In-Depth

Q&A with Kevin Dick: Where is XML headed?

ADT's Jack Vaughan recently went to the source to uncover the path of enterprise XML in years to come. Kevin Dick, shown here, leads The Middletier Group, is long-time chair of the XML Web Services One Conference, and is the author of "XML: A Manager's Guide," which is due soon in a new edition.

Q: What has surprised you in the development of XML?
A: Back in 1999, there was the beginning of a split between XML for content and XML for data. Since XML is essentially a profile of SGML, it definitely came out of the content camp, but it was picked up to help solve a number of interoperability problems by people in the data camp.

On the data side, one of the things that people believed in 1999 that turned out to be correct was that XML would be a platform for defining standard data formats that parties could easily use to exchange information.
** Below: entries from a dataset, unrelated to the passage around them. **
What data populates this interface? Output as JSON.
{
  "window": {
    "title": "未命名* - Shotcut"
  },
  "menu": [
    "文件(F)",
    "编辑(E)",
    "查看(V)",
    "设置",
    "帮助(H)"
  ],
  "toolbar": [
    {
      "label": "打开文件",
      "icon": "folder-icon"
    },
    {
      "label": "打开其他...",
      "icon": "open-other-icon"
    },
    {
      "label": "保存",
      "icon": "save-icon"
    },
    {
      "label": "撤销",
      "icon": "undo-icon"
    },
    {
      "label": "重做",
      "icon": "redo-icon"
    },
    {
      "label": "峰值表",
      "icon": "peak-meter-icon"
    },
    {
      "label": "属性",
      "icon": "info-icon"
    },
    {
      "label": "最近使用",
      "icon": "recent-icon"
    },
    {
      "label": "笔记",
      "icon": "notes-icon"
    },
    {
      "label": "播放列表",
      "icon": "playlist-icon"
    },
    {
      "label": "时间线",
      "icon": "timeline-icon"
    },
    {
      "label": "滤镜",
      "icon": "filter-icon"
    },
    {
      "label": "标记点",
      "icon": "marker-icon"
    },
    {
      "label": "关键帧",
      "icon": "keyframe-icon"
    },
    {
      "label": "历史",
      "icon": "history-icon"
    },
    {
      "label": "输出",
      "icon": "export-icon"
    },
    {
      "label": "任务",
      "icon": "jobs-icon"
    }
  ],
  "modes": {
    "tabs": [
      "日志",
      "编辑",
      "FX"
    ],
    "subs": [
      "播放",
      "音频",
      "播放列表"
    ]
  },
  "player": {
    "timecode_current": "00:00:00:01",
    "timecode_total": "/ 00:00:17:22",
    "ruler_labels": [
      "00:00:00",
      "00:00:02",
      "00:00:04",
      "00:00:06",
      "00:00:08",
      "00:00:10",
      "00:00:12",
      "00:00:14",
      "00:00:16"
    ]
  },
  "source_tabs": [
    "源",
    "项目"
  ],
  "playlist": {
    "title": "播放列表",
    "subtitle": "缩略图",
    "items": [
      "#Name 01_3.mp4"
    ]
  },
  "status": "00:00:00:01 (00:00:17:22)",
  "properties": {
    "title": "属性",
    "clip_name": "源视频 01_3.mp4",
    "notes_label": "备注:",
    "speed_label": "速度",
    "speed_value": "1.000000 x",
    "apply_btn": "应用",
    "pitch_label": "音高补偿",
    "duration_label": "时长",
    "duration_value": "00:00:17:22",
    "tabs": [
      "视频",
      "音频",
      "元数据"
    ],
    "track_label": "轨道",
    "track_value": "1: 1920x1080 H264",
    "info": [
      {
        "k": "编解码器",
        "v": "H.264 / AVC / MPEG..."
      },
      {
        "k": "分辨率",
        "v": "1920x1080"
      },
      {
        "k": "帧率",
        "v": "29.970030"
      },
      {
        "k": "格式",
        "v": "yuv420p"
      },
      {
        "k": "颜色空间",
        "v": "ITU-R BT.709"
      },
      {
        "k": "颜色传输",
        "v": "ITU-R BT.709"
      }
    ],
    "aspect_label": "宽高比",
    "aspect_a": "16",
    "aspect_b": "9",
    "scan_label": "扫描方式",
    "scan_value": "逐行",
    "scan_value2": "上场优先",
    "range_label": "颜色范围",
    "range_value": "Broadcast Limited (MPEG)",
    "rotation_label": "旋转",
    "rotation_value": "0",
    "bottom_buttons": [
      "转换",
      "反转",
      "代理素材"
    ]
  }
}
If you look at that today, there's lots of interoperable XML. One of the things that caught me a little bit by surprise was the use of XML as a protocol and methods-wrapping technology at the lower layer. We [also] saw the explosion of SOAP, which caught me a little bit by surprise. I knew it was possible, but I didn't think it was going to be the commercial success it was.

Q: What splits have appeared among XML data handlers?
A: There's something of a split between the programming data camp and the database data camp -- the people who are worried about moving XML data in and out of application programs, and those who are worried about moving XML data in and out of databases. That's one of the reasons why I think XML schema turned out to be so complex, because you had to accommodate the requirements of the type systems and the programming models of both application programs and database programs.

There's also, as you know, sort of a split between the 'low-level guys' and the 'high-level guys' -- those who are worried about business agreements between two parties, and the people who are worried about data agreements. There's a separation between business analysts and programmers. And, as it turns out, in order to get a nice interoperable format between two companies, you have to have these people working together. It doesn't do you much good to have these well-defined business concepts that don't have the appropriate supporting data structures in your interoperability format. And it certainly doesn't help you to have nice interoperable data structures that don't have the appropriate relations to the business concepts you want to talk about.

There's definitely a complete difference in perspective. You sort of see this outgrowth in XML messaging; there's a split between people that have a lot of different terms for capturing the same concept. Some people call it fine-grained vs. coarse-grained messaging, I call it distributed object vs. EDI-type messaging. There is SOAP where you're invoking methods on objects vs. SOAP where you're sending big blocks of business data back and forth.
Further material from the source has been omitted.